The pandemic taught humanity a lot of valuable lessons, but arguably the most important was how it taught Chapel Hill Community to adapt quickly in providing successful activities and life enrichment to its seniors.
John Wooden, one of the winningest NCAA basketball coaches said, “If we fail to adapt, we fail to move forward.” Over the course of the pandemic, Reverend Erin Proie, chaplain at Chapel Hill Community in Canal Fulton, and three local volunteers did just that. Together they created a virtual version of Opening Minds Through Art (OMA), an intergenerational art-making program for older adults with neurocognitive disorders, such as dementia. OMA, typically done in-person with a facilitator and a class, engages adult students by building friendships between facilitators and residents with dementia through art making. Together, the three OMA facilitators co-founded Promoting Art and Intergenerational Relationships (PAIR). worked with three art therapy students from Ursuline College to pilot PAIR, a 14-week program where the co-founders interact with the students and residents at Chapel Hill Community.
Over 14 weeks, three Chapel Hill residents per week worked on a total of eight projects. The students led the art projects entirely using the virtual platform, Zoom. Reverend Proie set up the iPad and supplies for the residents so when the Zoom meetings began, they were ready to get creative.
“It has been amazing for our residents who have been able to participate and very meaningful to the students and their college education,” said Rev. Proie, “We have been learning and adapting along the way, going from being set up for one-on-one in the rooms during quarantine, to being set up two in a room with distancing and the use of break-out rooms on Zoom.”
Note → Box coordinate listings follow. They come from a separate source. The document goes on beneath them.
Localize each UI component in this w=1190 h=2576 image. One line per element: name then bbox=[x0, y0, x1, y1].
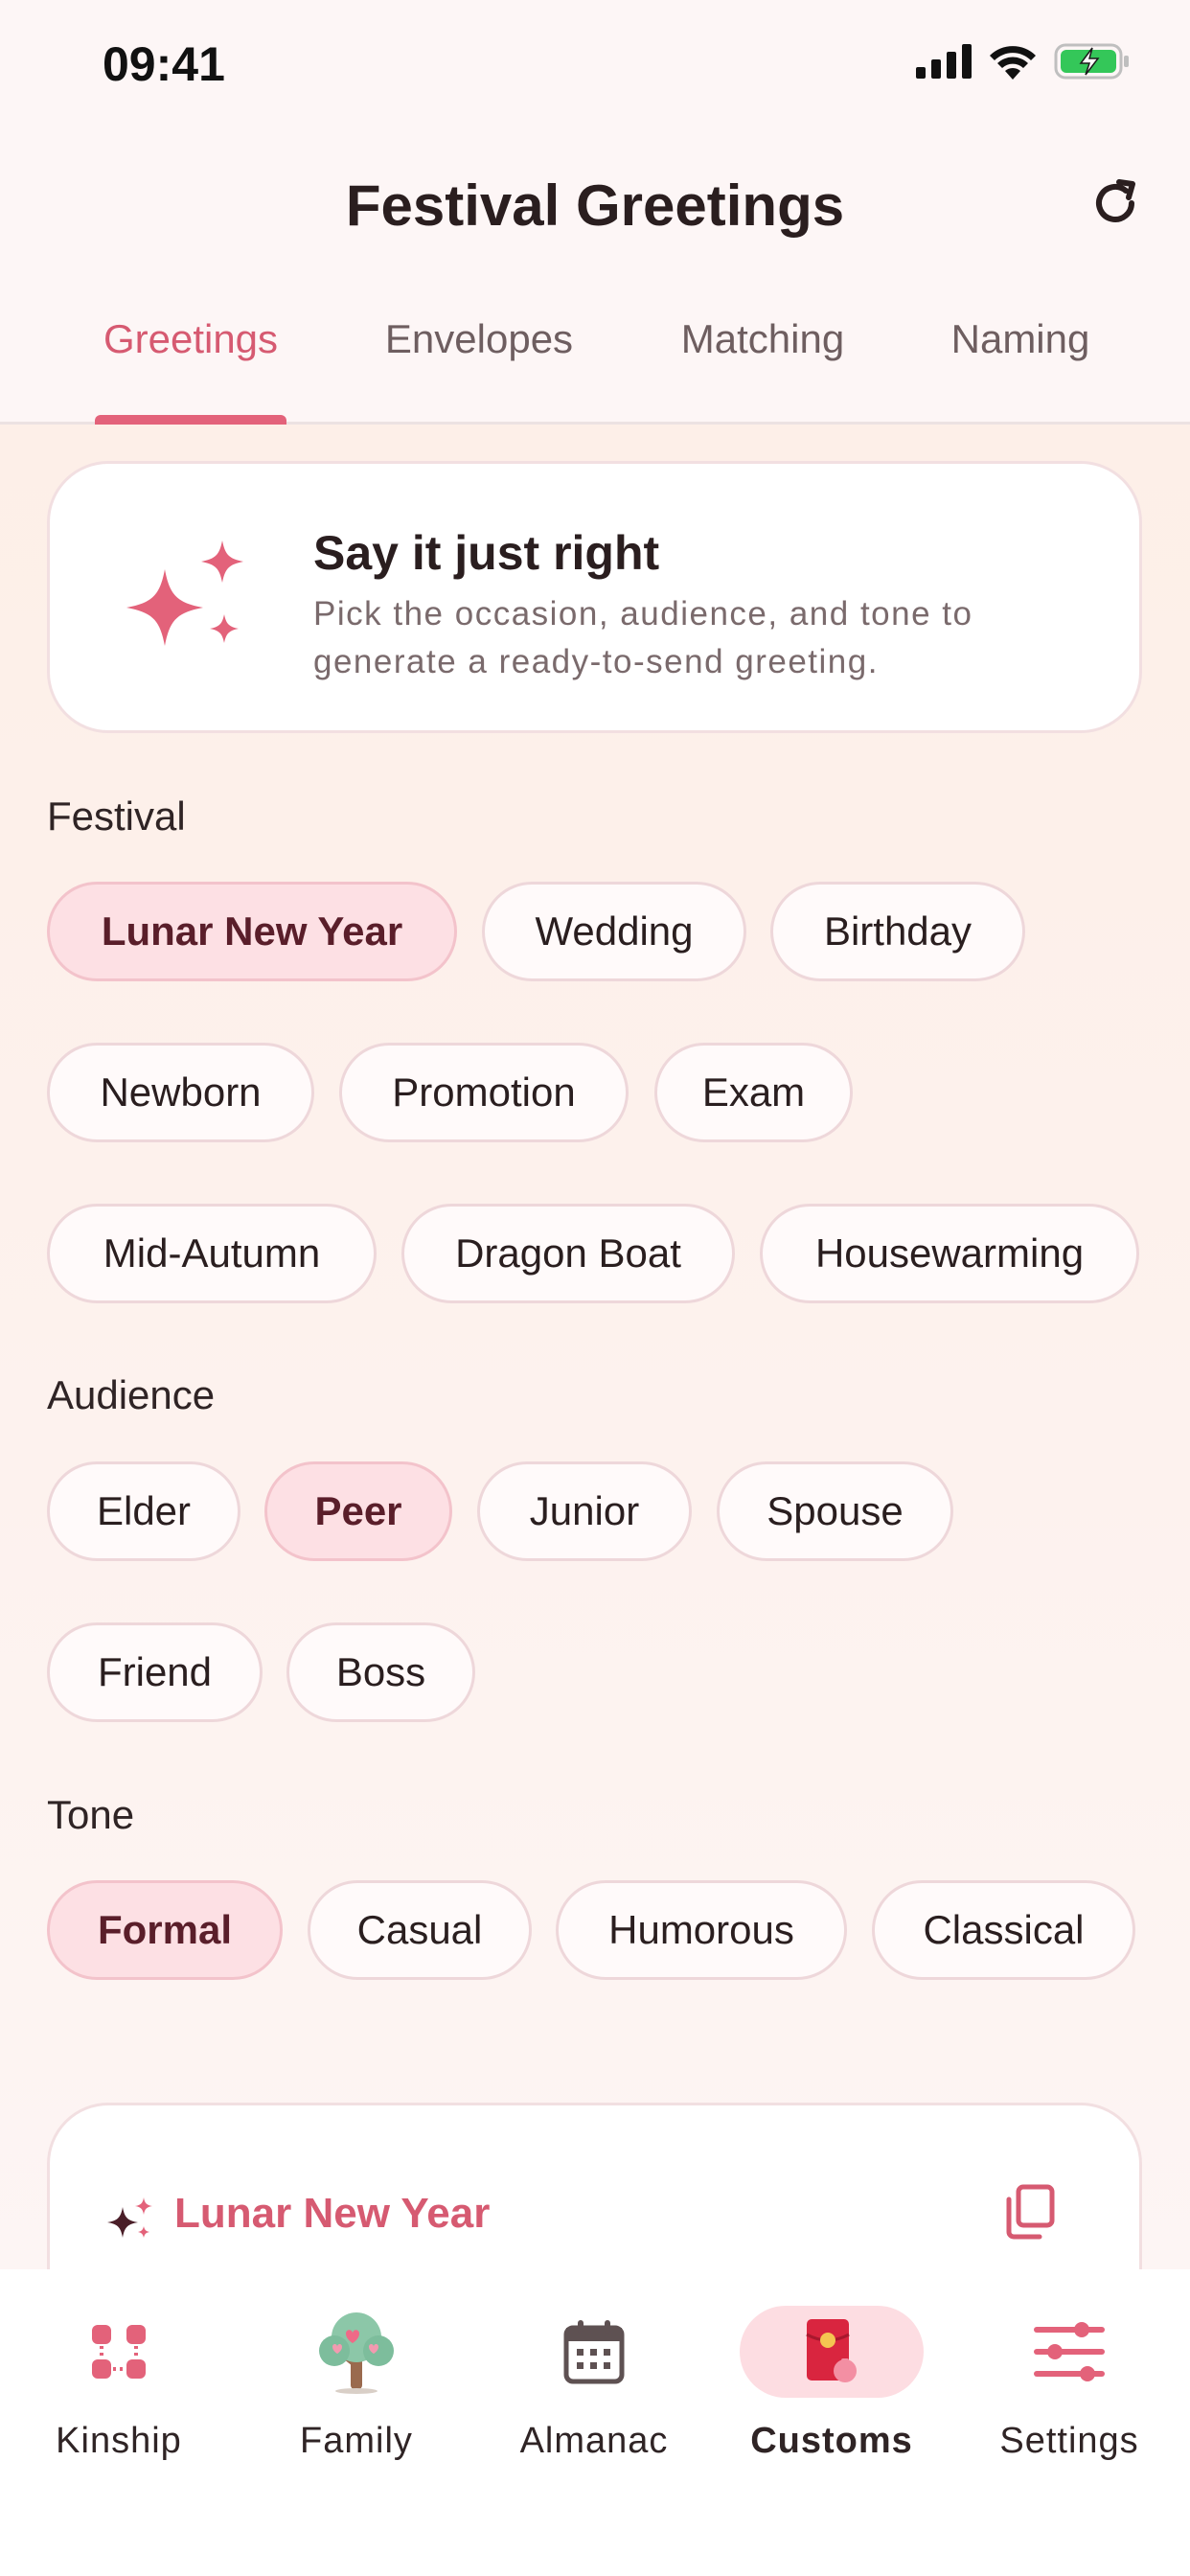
audience-chip-junior[interactable]: Junior bbox=[477, 1461, 692, 1561]
nav-label: Family bbox=[300, 2421, 413, 2461]
tab-naming[interactable]: Naming bbox=[946, 316, 1095, 362]
tone-chip-classical[interactable]: Classical bbox=[872, 1880, 1135, 1980]
active-tab-indicator bbox=[95, 415, 286, 425]
copy-icon[interactable] bbox=[1005, 2184, 1055, 2240]
festival-chip-dragon-boat[interactable]: Dragon Boat bbox=[401, 1204, 735, 1303]
tab-label: Matching bbox=[680, 316, 845, 361]
nav-label: Customs bbox=[750, 2421, 913, 2461]
nav-icon-wrap bbox=[740, 2306, 924, 2398]
top-bar: 09:41 Festival Greetings Greetings Envel… bbox=[0, 0, 1190, 425]
nav-item-customs[interactable]: Customs bbox=[713, 2269, 950, 2518]
festival-chip-housewarming[interactable]: Housewarming bbox=[760, 1204, 1139, 1303]
festival-chip-lunar-new-year[interactable]: Lunar New Year bbox=[47, 882, 457, 981]
tone-label: Tone bbox=[47, 1792, 135, 1837]
nav-icon-wrap bbox=[502, 2306, 686, 2398]
audience-chip-peer[interactable]: Peer bbox=[264, 1461, 452, 1561]
tone-chip-formal[interactable]: Formal bbox=[47, 1880, 283, 1980]
calendar-icon bbox=[563, 2320, 625, 2384]
audience-label: Audience bbox=[47, 1372, 216, 1417]
sliders-icon bbox=[1034, 2322, 1105, 2381]
intro-card: Say it just right Pick the occasion, aud… bbox=[47, 461, 1142, 733]
nav-item-settings[interactable]: Settings bbox=[950, 2269, 1188, 2518]
nav-icon-wrap bbox=[264, 2306, 448, 2398]
festival-label: Festival bbox=[47, 794, 186, 839]
tone-chip-casual[interactable]: Casual bbox=[308, 1880, 532, 1980]
festival-chip-wedding[interactable]: Wedding bbox=[482, 882, 746, 981]
nav-icon-wrap bbox=[977, 2306, 1161, 2398]
nav-icon-wrap bbox=[27, 2306, 211, 2398]
sparkles-icon bbox=[126, 540, 243, 646]
festival-chip-birthday[interactable]: Birthday bbox=[770, 882, 1025, 981]
festival-chip-exam[interactable]: Exam bbox=[654, 1043, 853, 1142]
nav-label: Almanac bbox=[519, 2421, 669, 2461]
tab-matching[interactable]: Matching bbox=[671, 316, 855, 362]
battery-charging-icon bbox=[1054, 43, 1129, 80]
nav-item-almanac[interactable]: Almanac bbox=[475, 2269, 713, 2518]
tab-bar: Greetings Envelopes Matching Naming bbox=[0, 316, 1190, 425]
kinship-icon bbox=[92, 2325, 146, 2379]
system-icons bbox=[916, 42, 1131, 80]
nav-item-family[interactable]: Family bbox=[238, 2269, 475, 2518]
status-time: 09:41 bbox=[103, 37, 225, 91]
tab-label: Naming bbox=[950, 316, 1090, 361]
family-tree-icon bbox=[319, 2312, 394, 2394]
nav-label: Kinship bbox=[56, 2421, 182, 2461]
audience-chip-friend[interactable]: Friend bbox=[47, 1622, 263, 1722]
tab-label: Greetings bbox=[103, 316, 279, 361]
audience-chip-boss[interactable]: Boss bbox=[286, 1622, 475, 1722]
festival-chip-promotion[interactable]: Promotion bbox=[339, 1043, 629, 1142]
cellular-signal-icon bbox=[916, 44, 972, 79]
refresh-icon[interactable] bbox=[1087, 174, 1144, 232]
red-envelope-icon bbox=[806, 2319, 857, 2382]
result-title: Lunar New Year bbox=[174, 2190, 491, 2237]
bottom-navigation: Kinship Family Almanac Customs Settings bbox=[0, 2269, 1190, 2576]
tab-envelopes[interactable]: Envelopes bbox=[378, 316, 580, 362]
intro-title: Say it just right bbox=[313, 526, 660, 580]
intro-description: Pick the occasion, audience, and tone to… bbox=[313, 595, 973, 680]
page-title: Festival Greetings bbox=[345, 173, 845, 238]
tab-greetings[interactable]: Greetings bbox=[95, 316, 286, 425]
festival-chip-newborn[interactable]: Newborn bbox=[47, 1043, 314, 1142]
festival-chip-mid-autumn[interactable]: Mid-Autumn bbox=[47, 1204, 377, 1303]
nav-item-kinship[interactable]: Kinship bbox=[0, 2269, 238, 2518]
wifi-icon bbox=[990, 46, 1036, 80]
nav-label: Settings bbox=[999, 2421, 1139, 2461]
sparkles-icon bbox=[107, 2197, 152, 2238]
tone-chip-humorous[interactable]: Humorous bbox=[556, 1880, 847, 1980]
audience-chip-spouse[interactable]: Spouse bbox=[717, 1461, 953, 1561]
status-bar: 09:41 bbox=[0, 0, 1190, 134]
audience-chip-elder[interactable]: Elder bbox=[47, 1461, 240, 1561]
tab-label: Envelopes bbox=[384, 316, 574, 361]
Chapel Hill and PAIR are nearing the end of this round of programing with one project remaining. During their final week, they plan to celebrate a successful pilot program by having tasty goodies.
Ashlee Cordell, PAIR co-founder, said the intergenerational relationships between the students and residents were profoundly successful. “Since meeting with [the resident], I have felt more hopeful and inspired, which were two things I desperately needed.”